Continuam também na Bienal os artistas adeptos dos vídeos eróticos e das obras-vagina. Lobby de galeristas, curadores, críticos de arte? Polêmica zero. Pobrezinhos, devem achar que estão inventando a roda. Foi-se o tempo em que uma genitália à mostra incomodava a nossa avó.
Sem dúvida, são os trabalhos conceitualmente mais simples os mais interessantes.
“Por Um Fio”, uma fotografia de Anna Maria Maiolino, mostra três mulheres – aparentemente mãe, filha e avó – olhando para a câmera e ligadas à boca por um fio de lã. Simples assim.
“Metade da Fala no Chão – Piano Surdo”, da estreante e xará Tatiana (Blass), é outro que merece comentário. Trata-se de uma videoinstalação em que um músico tenta dedilhar os teclados de um piano. Enquanto a apresentação se desenvolve, o instrumento recebe litros de parafina que pouco a pouco vão endurecendo e impedindo o concerto até não se ouvir mais uma nota.
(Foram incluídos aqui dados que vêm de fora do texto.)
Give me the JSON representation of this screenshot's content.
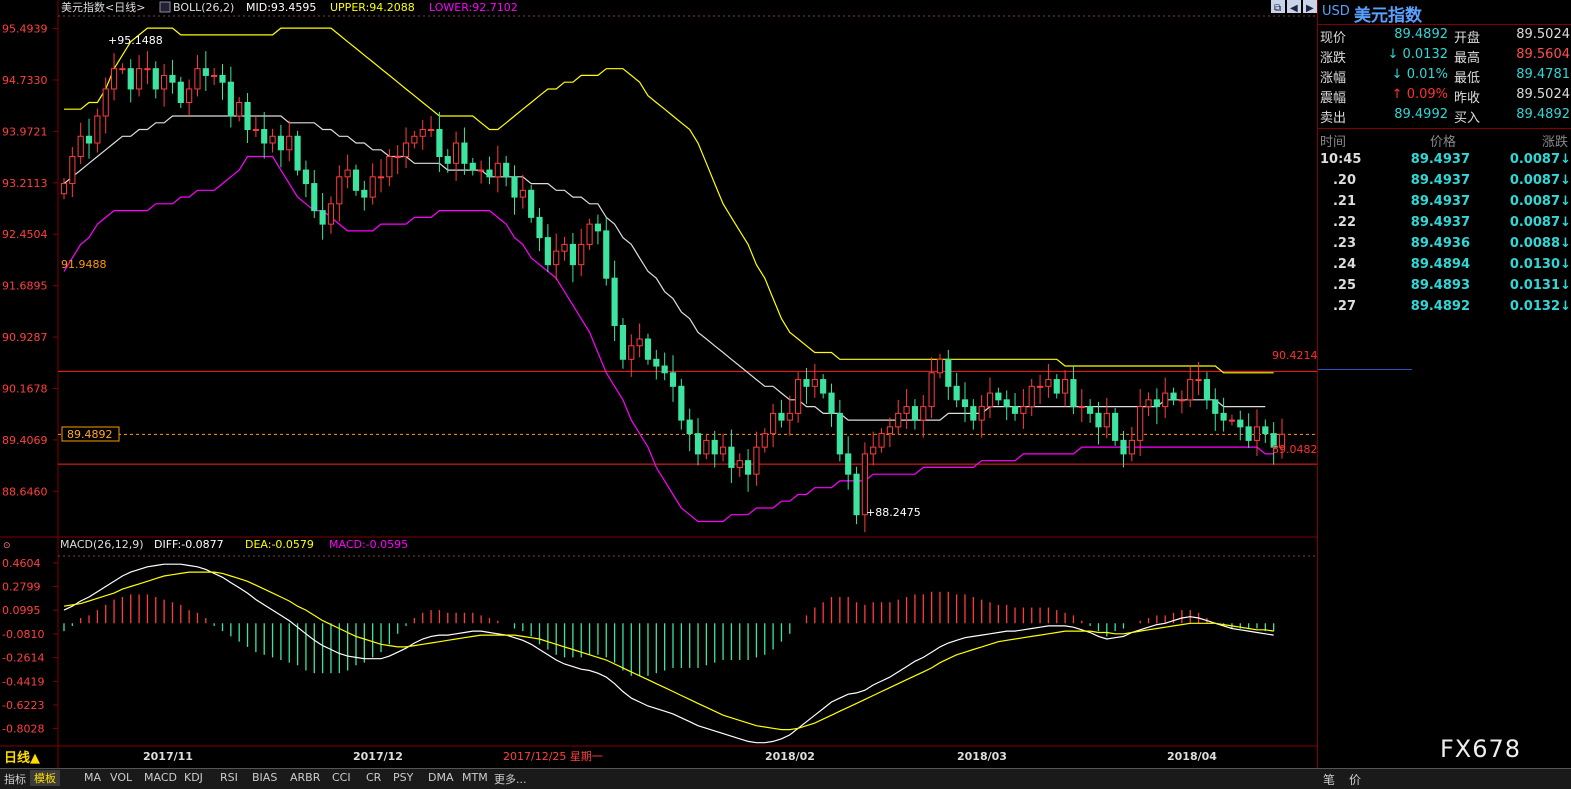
{
  "window": {
    "title": "美元指数<日线>"
  },
  "main_header": {
    "indicator_name": "BOLL(26,2)",
    "mid_label": "MID:93.4595",
    "upper_label": "UPPER:94.2088",
    "lower_label": "LOWER:92.7102",
    "title_color": "#dddddd",
    "mid_color": "#ffffff",
    "upper_color": "#ffff00",
    "lower_color": "#ff00ff"
  },
  "macd_header": {
    "name": "MACD(26,12,9)",
    "diff_label": "DIFF:-0.0877",
    "dea_label": "DEA:-0.0579",
    "macd_label": "MACD:-0.0595"
  },
  "price_axis_labels": [
    "95.4939",
    "94.7330",
    "93.9721",
    "93.2113",
    "92.4504",
    "91.6895",
    "90.9287",
    "90.1678",
    "89.4069",
    "88.6460"
  ],
  "macd_axis_labels": [
    "0.4604",
    "0.2799",
    "0.0995",
    "-0.0810",
    "-0.2614",
    "-0.4419",
    "-0.6223",
    "-0.8028"
  ],
  "annotations": {
    "high_marker": "+95.1488",
    "low_marker": "+88.2475",
    "lower_band_start": "91.9488",
    "current_price_box": "89.4892",
    "upper_line_label": "90.4214",
    "lower_line_label": "89.0482"
  },
  "date_labels": [
    "2017/11",
    "2017/12",
    "2018/02",
    "2018/03",
    "2018/04"
  ],
  "cursor_date": "2017/12/25 星期一",
  "period_label": "日线▲",
  "bottom_tabs": [
    "指标",
    "模板",
    "MA",
    "VOL",
    "MACD",
    "KDJ",
    "RSI",
    "BIAS",
    "ARBR",
    "CCI",
    "CR",
    "PSY",
    "DMA",
    "MTM",
    "更多..."
  ],
  "panel_tabs": [
    "笔",
    "价"
  ],
  "watermark": "FX678",
  "quote": {
    "code": "USD",
    "name": "美元指数",
    "rows": [
      {
        "l1": "现价",
        "v1": "89.4892",
        "l2": "开盘",
        "v2": "89.5024",
        "v2c": ""
      },
      {
        "l1": "涨跌",
        "v1": "0.0132",
        "a1": "dn",
        "l2": "最高",
        "v2": "89.5604",
        "v2c": "up"
      },
      {
        "l1": "涨幅",
        "v1": "0.01%",
        "a1": "dn",
        "l2": "最低",
        "v2": "89.4781",
        "v2c": "dn"
      },
      {
        "l1": "震幅",
        "v1": "0.09%",
        "a1": "up",
        "l2": "昨收",
        "v2": "89.5024",
        "v2c": ""
      },
      {
        "l1": "卖出",
        "v1": "89.4992",
        "l2": "买入",
        "v2": "89.4892",
        "v2c": "dn"
      }
    ],
    "ticks_header": [
      "时间",
      "价格",
      "涨跌"
    ],
    "ticks": [
      {
        "t": "10:45",
        "p": "89.4937",
        "c": "0.0087"
      },
      {
        "t": ".20",
        "p": "89.4937",
        "c": "0.0087"
      },
      {
        "t": ".21",
        "p": "89.4937",
        "c": "0.0087"
      },
      {
        "t": ".22",
        "p": "89.4937",
        "c": "0.0087"
      },
      {
        "t": ".23",
        "p": "89.4936",
        "c": "0.0088"
      },
      {
        "t": ".24",
        "p": "89.4894",
        "c": "0.0130"
      },
      {
        "t": ".25",
        "p": "89.4893",
        "c": "0.0131"
      },
      {
        "t": ".27",
        "p": "89.4892",
        "c": "0.0132"
      }
    ]
  },
  "colors": {
    "up_candle": "#ff3c3c",
    "down_candle": "#3ce4a0",
    "mid_line": "#dddddd",
    "upper_band": "#ffff00",
    "lower_band": "#ff00ff",
    "hline": "#ff2020",
    "diff_line": "#ffffff",
    "dea_line": "#ffff00",
    "macd_pos": "#ff3c3c",
    "macd_neg": "#3ce4a0"
  },
  "chart_data": [
    {
      "type": "candlestick",
      "ylim": [
        88.0,
        95.65
      ],
      "y_ticks": [
        95.4939,
        94.733,
        93.9721,
        93.2113,
        92.4504,
        91.6895,
        90.9287,
        90.1678,
        89.4069,
        88.646
      ],
      "horizontal_lines": [
        90.4214,
        89.0482
      ],
      "current_price": 89.4892,
      "close": [
        93.2,
        93.6,
        93.9,
        93.8,
        94.2,
        94.6,
        94.9,
        94.9,
        94.6,
        94.9,
        94.9,
        94.6,
        94.8,
        94.7,
        94.4,
        94.6,
        94.9,
        94.8,
        94.8,
        94.7,
        94.2,
        94.4,
        94.0,
        94.0,
        93.8,
        93.9,
        93.7,
        93.9,
        93.4,
        93.2,
        92.8,
        92.6,
        92.9,
        93.3,
        93.4,
        93.1,
        93.0,
        93.3,
        93.3,
        93.6,
        93.6,
        93.8,
        93.9,
        94.0,
        94.0,
        93.6,
        93.5,
        93.8,
        93.5,
        93.4,
        93.4,
        93.3,
        93.5,
        93.3,
        93.0,
        93.1,
        92.7,
        92.4,
        92.0,
        92.2,
        92.3,
        92.0,
        92.3,
        92.6,
        92.5,
        91.8,
        91.1,
        90.6,
        90.8,
        90.9,
        90.6,
        90.5,
        90.4,
        90.2,
        89.7,
        89.5,
        89.2,
        89.4,
        89.2,
        89.3,
        89.0,
        89.1,
        88.9,
        89.3,
        89.5,
        89.8,
        89.7,
        89.8,
        90.3,
        90.2,
        90.3,
        90.1,
        89.8,
        89.2,
        88.9,
        88.3,
        89.2,
        89.3,
        89.5,
        89.6,
        89.8,
        89.9,
        89.7,
        89.9,
        90.4,
        90.6,
        90.2,
        90.0,
        89.9,
        89.7,
        89.9,
        90.1,
        90.0,
        89.9,
        89.8,
        89.9,
        90.2,
        90.2,
        90.3,
        90.1,
        90.3,
        89.9,
        89.9,
        89.8,
        89.6,
        89.8,
        89.4,
        89.2,
        89.4,
        89.9,
        90.0,
        89.9,
        90.1,
        90.0,
        90.0,
        90.3,
        90.3,
        90.0,
        89.8,
        89.7,
        89.7,
        89.6,
        89.4,
        89.6,
        89.5,
        89.3,
        89.49
      ],
      "upper_band": [
        94.3,
        94.3,
        94.3,
        94.4,
        94.4,
        94.6,
        94.9,
        95.1,
        95.3,
        95.4,
        95.5,
        95.5,
        95.5,
        95.5,
        95.4,
        95.4,
        95.4,
        95.4,
        95.4,
        95.4,
        95.4,
        95.4,
        95.4,
        95.4,
        95.4,
        95.4,
        95.5,
        95.5,
        95.5,
        95.5,
        95.5,
        95.5,
        95.5,
        95.4,
        95.3,
        95.2,
        95.1,
        95.0,
        94.9,
        94.8,
        94.7,
        94.6,
        94.5,
        94.4,
        94.3,
        94.2,
        94.2,
        94.2,
        94.2,
        94.2,
        94.1,
        94.0,
        94.0,
        94.1,
        94.2,
        94.3,
        94.4,
        94.5,
        94.6,
        94.6,
        94.7,
        94.7,
        94.8,
        94.8,
        94.8,
        94.9,
        94.9,
        94.9,
        94.8,
        94.7,
        94.5,
        94.4,
        94.3,
        94.2,
        94.1,
        94.0,
        93.8,
        93.5,
        93.2,
        92.9,
        92.7,
        92.5,
        92.3,
        92.0,
        91.8,
        91.5,
        91.2,
        91.0,
        90.9,
        90.8,
        90.7,
        90.7,
        90.7,
        90.6,
        90.6,
        90.6,
        90.6,
        90.6,
        90.6,
        90.6,
        90.6,
        90.6,
        90.6,
        90.6,
        90.6,
        90.6,
        90.6,
        90.6,
        90.6,
        90.6,
        90.6,
        90.6,
        90.6,
        90.6,
        90.6,
        90.6,
        90.6,
        90.6,
        90.6,
        90.6,
        90.5,
        90.5,
        90.5,
        90.5,
        90.5,
        90.5,
        90.5,
        90.5,
        90.5,
        90.5,
        90.5,
        90.5,
        90.5,
        90.5,
        90.5,
        90.5,
        90.5,
        90.5,
        90.5,
        90.4,
        90.4,
        90.4,
        90.4,
        90.4,
        90.4,
        90.4
      ],
      "mid_band": [
        93.2,
        93.3,
        93.4,
        93.5,
        93.6,
        93.7,
        93.8,
        93.9,
        93.9,
        94.0,
        94.0,
        94.1,
        94.1,
        94.2,
        94.2,
        94.2,
        94.2,
        94.2,
        94.2,
        94.2,
        94.2,
        94.2,
        94.2,
        94.2,
        94.2,
        94.2,
        94.2,
        94.1,
        94.1,
        94.1,
        94.1,
        94.0,
        94.0,
        93.9,
        93.9,
        93.8,
        93.8,
        93.7,
        93.7,
        93.6,
        93.6,
        93.6,
        93.5,
        93.5,
        93.5,
        93.5,
        93.4,
        93.4,
        93.4,
        93.4,
        93.4,
        93.3,
        93.3,
        93.3,
        93.3,
        93.3,
        93.2,
        93.2,
        93.2,
        93.1,
        93.1,
        93.0,
        93.0,
        92.9,
        92.9,
        92.7,
        92.6,
        92.4,
        92.3,
        92.1,
        91.9,
        91.8,
        91.6,
        91.5,
        91.3,
        91.2,
        91.0,
        90.9,
        90.8,
        90.7,
        90.6,
        90.5,
        90.4,
        90.3,
        90.2,
        90.2,
        90.1,
        90.0,
        90.0,
        89.9,
        89.9,
        89.8,
        89.8,
        89.8,
        89.7,
        89.7,
        89.7,
        89.7,
        89.7,
        89.7,
        89.7,
        89.7,
        89.7,
        89.7,
        89.7,
        89.7,
        89.8,
        89.8,
        89.8,
        89.8,
        89.8,
        89.9,
        89.9,
        89.9,
        89.9,
        89.9,
        89.9,
        89.9,
        89.9,
        89.9,
        89.9,
        89.9,
        89.9,
        89.9,
        89.9,
        89.9,
        89.9,
        89.9,
        89.9,
        89.9,
        89.9,
        89.9,
        90.0,
        90.0,
        90.0,
        90.0,
        90.0,
        90.0,
        90.0,
        89.9,
        89.9,
        89.9,
        89.9,
        89.9,
        89.9
      ],
      "lower_band": [
        91.9,
        92.1,
        92.3,
        92.4,
        92.6,
        92.7,
        92.8,
        92.8,
        92.8,
        92.8,
        92.8,
        92.9,
        92.9,
        92.9,
        93.0,
        93.0,
        93.1,
        93.1,
        93.1,
        93.2,
        93.3,
        93.4,
        93.6,
        93.6,
        93.6,
        93.6,
        93.4,
        93.2,
        93.0,
        92.9,
        92.8,
        92.8,
        92.7,
        92.6,
        92.5,
        92.5,
        92.5,
        92.5,
        92.6,
        92.6,
        92.6,
        92.6,
        92.7,
        92.7,
        92.7,
        92.8,
        92.8,
        92.8,
        92.8,
        92.8,
        92.8,
        92.8,
        92.7,
        92.6,
        92.4,
        92.3,
        92.1,
        92.0,
        91.9,
        91.8,
        91.6,
        91.4,
        91.2,
        91.0,
        90.7,
        90.4,
        90.2,
        90.0,
        89.7,
        89.5,
        89.3,
        89.0,
        88.8,
        88.6,
        88.4,
        88.3,
        88.2,
        88.2,
        88.2,
        88.2,
        88.3,
        88.3,
        88.3,
        88.4,
        88.4,
        88.4,
        88.5,
        88.5,
        88.6,
        88.6,
        88.7,
        88.7,
        88.7,
        88.8,
        88.8,
        88.8,
        88.8,
        88.9,
        88.9,
        88.9,
        88.9,
        88.9,
        88.9,
        89.0,
        89.0,
        89.0,
        89.0,
        89.0,
        89.0,
        89.0,
        89.1,
        89.1,
        89.1,
        89.1,
        89.1,
        89.2,
        89.2,
        89.2,
        89.2,
        89.2,
        89.2,
        89.2,
        89.3,
        89.3,
        89.3,
        89.3,
        89.3,
        89.3,
        89.3,
        89.3,
        89.3,
        89.3,
        89.3,
        89.3,
        89.3,
        89.3,
        89.3,
        89.3,
        89.3,
        89.3,
        89.3,
        89.3,
        89.3,
        89.3,
        89.2,
        89.2
      ]
    },
    {
      "type": "macd",
      "ylim": [
        -0.95,
        0.52
      ],
      "y_ticks": [
        0.4604,
        0.2799,
        0.0995,
        -0.081,
        -0.2614,
        -0.4419,
        -0.6223,
        -0.8028
      ],
      "diff": [
        0.1,
        0.13,
        0.17,
        0.2,
        0.24,
        0.28,
        0.32,
        0.36,
        0.39,
        0.41,
        0.43,
        0.44,
        0.45,
        0.45,
        0.45,
        0.44,
        0.43,
        0.41,
        0.38,
        0.35,
        0.31,
        0.27,
        0.23,
        0.18,
        0.14,
        0.1,
        0.06,
        0.02,
        -0.03,
        -0.08,
        -0.13,
        -0.17,
        -0.2,
        -0.23,
        -0.25,
        -0.26,
        -0.27,
        -0.27,
        -0.27,
        -0.25,
        -0.22,
        -0.19,
        -0.15,
        -0.12,
        -0.1,
        -0.09,
        -0.09,
        -0.08,
        -0.07,
        -0.06,
        -0.06,
        -0.07,
        -0.08,
        -0.09,
        -0.11,
        -0.13,
        -0.16,
        -0.2,
        -0.24,
        -0.28,
        -0.31,
        -0.33,
        -0.35,
        -0.36,
        -0.38,
        -0.41,
        -0.46,
        -0.52,
        -0.57,
        -0.6,
        -0.63,
        -0.65,
        -0.67,
        -0.69,
        -0.72,
        -0.75,
        -0.78,
        -0.8,
        -0.82,
        -0.84,
        -0.86,
        -0.88,
        -0.9,
        -0.91,
        -0.91,
        -0.9,
        -0.88,
        -0.85,
        -0.8,
        -0.75,
        -0.7,
        -0.65,
        -0.6,
        -0.57,
        -0.54,
        -0.53,
        -0.51,
        -0.47,
        -0.44,
        -0.41,
        -0.37,
        -0.33,
        -0.29,
        -0.26,
        -0.22,
        -0.18,
        -0.15,
        -0.13,
        -0.11,
        -0.1,
        -0.09,
        -0.08,
        -0.07,
        -0.06,
        -0.06,
        -0.05,
        -0.04,
        -0.03,
        -0.02,
        -0.02,
        -0.02,
        -0.03,
        -0.05,
        -0.07,
        -0.1,
        -0.12,
        -0.11,
        -0.1,
        -0.07,
        -0.05,
        -0.03,
        -0.01,
        0.0,
        0.02,
        0.04,
        0.05,
        0.04,
        0.02,
        0.0,
        -0.02,
        -0.04,
        -0.05,
        -0.06,
        -0.07,
        -0.08,
        -0.09
      ],
      "dea": [
        0.13,
        0.14,
        0.15,
        0.17,
        0.19,
        0.21,
        0.23,
        0.26,
        0.28,
        0.3,
        0.32,
        0.34,
        0.36,
        0.37,
        0.38,
        0.39,
        0.39,
        0.39,
        0.39,
        0.38,
        0.36,
        0.34,
        0.32,
        0.29,
        0.26,
        0.23,
        0.2,
        0.17,
        0.13,
        0.1,
        0.06,
        0.02,
        -0.01,
        -0.04,
        -0.07,
        -0.1,
        -0.12,
        -0.14,
        -0.16,
        -0.17,
        -0.18,
        -0.18,
        -0.17,
        -0.16,
        -0.15,
        -0.14,
        -0.13,
        -0.12,
        -0.11,
        -0.1,
        -0.09,
        -0.09,
        -0.09,
        -0.09,
        -0.09,
        -0.1,
        -0.11,
        -0.12,
        -0.14,
        -0.16,
        -0.18,
        -0.2,
        -0.22,
        -0.24,
        -0.26,
        -0.28,
        -0.31,
        -0.34,
        -0.37,
        -0.4,
        -0.43,
        -0.46,
        -0.49,
        -0.52,
        -0.55,
        -0.58,
        -0.61,
        -0.64,
        -0.67,
        -0.7,
        -0.72,
        -0.74,
        -0.76,
        -0.78,
        -0.79,
        -0.8,
        -0.81,
        -0.81,
        -0.8,
        -0.78,
        -0.76,
        -0.73,
        -0.7,
        -0.67,
        -0.64,
        -0.61,
        -0.58,
        -0.55,
        -0.52,
        -0.49,
        -0.46,
        -0.43,
        -0.4,
        -0.37,
        -0.34,
        -0.3,
        -0.27,
        -0.24,
        -0.22,
        -0.2,
        -0.18,
        -0.16,
        -0.14,
        -0.13,
        -0.12,
        -0.11,
        -0.1,
        -0.09,
        -0.08,
        -0.07,
        -0.06,
        -0.06,
        -0.06,
        -0.06,
        -0.07,
        -0.07,
        -0.08,
        -0.08,
        -0.07,
        -0.06,
        -0.05,
        -0.04,
        -0.03,
        -0.02,
        -0.01,
        0.0,
        0.0,
        0.0,
        0.0,
        -0.01,
        -0.02,
        -0.03,
        -0.04,
        -0.05,
        -0.05,
        -0.06
      ]
    }
  ]
}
Menos dolorido do que engolir um apito.
Outro estreante, o alagoano radicado no Recife, Jonathas de Andrade, traz o divertidíssimo “Educação para Adultos”, em que atualiza alguns cartazes do método Paulo Freire usados na alfabetização de adultos na década de 70. A partir de cerca de 10 originais, ele criou outros 50, sempre articulando uma imagem e uma palavra para defini-la.
Assim, abaixo da foto de Collor, ele põe “Candidato”. Junto à imagem de uma mulher catando piolho num mendigo, Jonathas acrescenta “Carinho”. Embaixo da clássica foto de Lula com o umbigo à mostra, “Nordeste”. Risos.
Mas se há um artista que se encaixa perfeitamente ao tema proposto pela Bienal deste ano é Flávio de Carvalho – que para mim não passava de um maluco que já tinha saído de saia “não sei por quê-não sei aonde”.
O engenheiro, arquiteto, cenógrafo, desenhista, pintor, escritor e provavelmente o precursor de todos os “performers” que conhecemos hoje ganhou uma sala que homenageia sua “Experiência Nº 2”.
A fim de analisar a “psicologia das massas”, ele enfrentou uma multidão de fieis caminhando no sentido contrário a de uma procissão de Corpus Christi. Usando um chapéu e assediando as “filhas de Maria” com provocações verbais, o artista testou até que ponto ia a civilidade e a tolerância do grupo religioso. O resultado? Quase foi linchado.
Um Flávio de Carvalho sendo praticamente executado por fieis não é muito mais chocante do que a jornada por uma vagina?